Tuesday, March 1, 2016
In Like a Lion Barn Repairs and Projects
I knew the good times were over this morning when my alarm went off at 6AM and my little orange and white cat was up in my face already.
The cat in question is one who is widely accepted as being mine because most of the other cats around the place just watch me and rarely get close while this one seems to think I am his personal servant, climbing ladder, petting machine, warm sleeping lap, whatever. The only other cat around the place that treats me so familiar is the Queen Sasha but she is not generally very demanding or overly affectionate while this little orange and white one my son named Pantheon is the most demanding little pain that ever roamed the barn lot.
The trouble is usually at 6AM that is what he is usually out doing... roaming. If he is up in my face at that time it either means the food bowl is empty, it's raining, the neighbor dog is visiting or the house is on fire.
It wasn't just raining it was sleeting. And cold. The wind was blowing at 50 MPH and had blown the walk in door on the barn open which was flopping in the breeze. Blown the gate to the main hay field open somehow and the sheep had escaped where they are not suppose to be right now and I could hear sheet metal roofing banging around as well.
Oh and ALL the cats (that I know of I am still not sure exactly how many we have around the place in total) were inside looking at the heat vent wondering why I hadn't started the wood furnace back up yet.
The sheet metal roofing banging was the most upsetting part of the whole morning to me anyway. The sheep came back easily with a little promise of grain, I already had a fire laid and ready to start, the barn door was irritating which I will get to later, but the sheet metal banging meant I was going back up on that damned roof this morning as soon as possible.
After finally figuring out which piece of sheet metal was loose and getting it tacked down after the sleet stopped I decided to get a few other little barn projects out of the way.

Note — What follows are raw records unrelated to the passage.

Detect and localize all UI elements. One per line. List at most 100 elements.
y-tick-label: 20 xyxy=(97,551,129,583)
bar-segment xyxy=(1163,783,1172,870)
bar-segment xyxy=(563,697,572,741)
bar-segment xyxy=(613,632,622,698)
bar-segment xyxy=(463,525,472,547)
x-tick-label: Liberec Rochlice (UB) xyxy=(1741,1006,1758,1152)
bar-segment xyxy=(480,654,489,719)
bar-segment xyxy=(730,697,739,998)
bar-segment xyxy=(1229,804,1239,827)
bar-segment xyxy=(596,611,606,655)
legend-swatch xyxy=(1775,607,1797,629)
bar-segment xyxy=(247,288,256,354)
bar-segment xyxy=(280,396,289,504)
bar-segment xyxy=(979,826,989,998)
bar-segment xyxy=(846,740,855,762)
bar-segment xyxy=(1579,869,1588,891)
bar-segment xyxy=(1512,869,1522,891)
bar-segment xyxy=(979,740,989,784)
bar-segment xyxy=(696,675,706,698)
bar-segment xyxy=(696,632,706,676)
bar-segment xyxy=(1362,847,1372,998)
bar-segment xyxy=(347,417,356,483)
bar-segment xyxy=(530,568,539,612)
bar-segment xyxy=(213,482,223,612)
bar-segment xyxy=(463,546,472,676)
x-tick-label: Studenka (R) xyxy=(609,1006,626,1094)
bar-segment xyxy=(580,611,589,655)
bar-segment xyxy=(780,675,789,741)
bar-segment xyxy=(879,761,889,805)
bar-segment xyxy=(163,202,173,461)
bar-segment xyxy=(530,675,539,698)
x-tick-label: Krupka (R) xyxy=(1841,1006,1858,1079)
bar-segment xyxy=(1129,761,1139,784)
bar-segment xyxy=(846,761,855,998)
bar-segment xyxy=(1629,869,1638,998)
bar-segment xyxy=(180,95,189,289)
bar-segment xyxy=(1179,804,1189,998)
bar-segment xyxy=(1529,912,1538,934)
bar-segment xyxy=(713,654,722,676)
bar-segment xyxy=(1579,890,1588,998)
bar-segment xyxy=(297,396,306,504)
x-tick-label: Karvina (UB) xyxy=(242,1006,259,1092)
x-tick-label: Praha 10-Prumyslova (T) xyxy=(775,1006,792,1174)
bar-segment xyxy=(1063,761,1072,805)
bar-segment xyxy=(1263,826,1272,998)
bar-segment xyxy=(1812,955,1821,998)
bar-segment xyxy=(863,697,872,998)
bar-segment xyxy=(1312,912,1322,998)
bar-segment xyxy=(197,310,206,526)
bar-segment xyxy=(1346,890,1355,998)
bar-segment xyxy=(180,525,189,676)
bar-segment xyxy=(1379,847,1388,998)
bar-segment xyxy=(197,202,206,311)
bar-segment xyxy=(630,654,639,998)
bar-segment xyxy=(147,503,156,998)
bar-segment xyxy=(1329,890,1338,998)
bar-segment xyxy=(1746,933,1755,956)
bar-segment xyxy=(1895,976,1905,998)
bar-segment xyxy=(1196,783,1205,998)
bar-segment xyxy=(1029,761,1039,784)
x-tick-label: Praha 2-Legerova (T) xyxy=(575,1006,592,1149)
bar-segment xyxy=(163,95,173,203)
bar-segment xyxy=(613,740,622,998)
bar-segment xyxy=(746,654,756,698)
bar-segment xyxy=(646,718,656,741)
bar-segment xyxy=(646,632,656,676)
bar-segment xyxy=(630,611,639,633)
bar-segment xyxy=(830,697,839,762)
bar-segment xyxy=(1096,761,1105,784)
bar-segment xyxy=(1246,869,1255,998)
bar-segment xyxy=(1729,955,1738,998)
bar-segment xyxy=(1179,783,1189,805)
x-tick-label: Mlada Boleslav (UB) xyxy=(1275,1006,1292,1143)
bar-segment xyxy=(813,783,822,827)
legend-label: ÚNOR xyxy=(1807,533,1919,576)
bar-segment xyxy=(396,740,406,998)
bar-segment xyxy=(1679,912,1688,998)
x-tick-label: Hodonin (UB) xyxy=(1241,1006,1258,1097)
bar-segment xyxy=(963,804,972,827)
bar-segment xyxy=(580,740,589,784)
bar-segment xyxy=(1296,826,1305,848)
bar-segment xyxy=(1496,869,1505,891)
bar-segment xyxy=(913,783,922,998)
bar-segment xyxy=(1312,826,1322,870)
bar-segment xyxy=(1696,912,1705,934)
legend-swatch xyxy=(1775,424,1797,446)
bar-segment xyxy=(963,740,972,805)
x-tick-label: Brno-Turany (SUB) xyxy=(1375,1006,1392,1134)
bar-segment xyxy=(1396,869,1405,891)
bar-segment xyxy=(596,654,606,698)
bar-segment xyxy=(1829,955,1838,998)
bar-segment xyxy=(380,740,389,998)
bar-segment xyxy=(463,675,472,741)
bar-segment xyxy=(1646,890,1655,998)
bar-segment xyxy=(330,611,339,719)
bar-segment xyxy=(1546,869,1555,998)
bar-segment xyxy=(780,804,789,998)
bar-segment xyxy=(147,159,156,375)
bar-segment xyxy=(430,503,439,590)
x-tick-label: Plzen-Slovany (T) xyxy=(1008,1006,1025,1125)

The old door that was flopping in the breeze has been sagging and falling apart for years but I just haven't had time to replace it yet. Someone originally just put a piece of board that swiveled around as the latch to hold it closed but it has worn out about a dozen latches of that type over the years. When the wind blows constantly like it will for the next couple of months now it makes the wood piece turn and eventually allows the door to come open. So I installed a proper latch as you can see from the top picture. I stripped a damned screw too while doing it.
Why do they make such cheap screws anymore?
Then of course the new latch has to work from the inside as well so I just drilled a hole and ran a bit of paracord through it to pull with. I am sure both my mother and Mrs. PP will complain it is too hard to pull or close properly or something.
Since I had all the tools out now I decided to install this cheap little solar light I had bought the other day. We have found that the hens, especially the rather stupid red sexlinks, will go into the coop at night better when there is a little light in there while the rest of the barn is dark. I had been hanging a little flashlight in the coop but as sure as the grass will grow some one ALWAYS leaves the light on all night so the batteries are always going dead.
While I was in picking up some more sand paper pads for my hand sander I saw one of these lights for sale and picked one up.
It's a rather cheap little flimsy thing once you get it out of the box but if it works it will be worth it. It even has a pull cord so no one can complain that I hung it too high or it's too hard to turn off. The only issue I can see with it is that it will not turn on while there is a charge coming through the little panel outside. I am hoping that with the cord pulled it will turn on when the sun stops hitting the panel otherwise I will have to unplug it to turn it on at night and then plug it back in of the morning because I assure you the plug will be too high for the women folk to reach it.
Even if I have to plug and unplug the thing daily it will still be less of a pain that replacing batteries ever stinkin day. I had thought about running a power line over there and putting in a regular light but honestly the cost of doing that would have been more than this cheap little solar light and wouldn't have worked when the power was out either. The hens don't require much light to get them into the roost stall anyway so this should work fine.
Keep Prepping Everyone!!!!!!
Update: The little solar light worked just as I thought it would. When the sun went down and stopped sending a current through the wire from the panel the light came on and stayed on until I went and turned it off. That's a bit annoying if you had it placed in a spot where you needed light during the day but works fine for the purpose I need it for.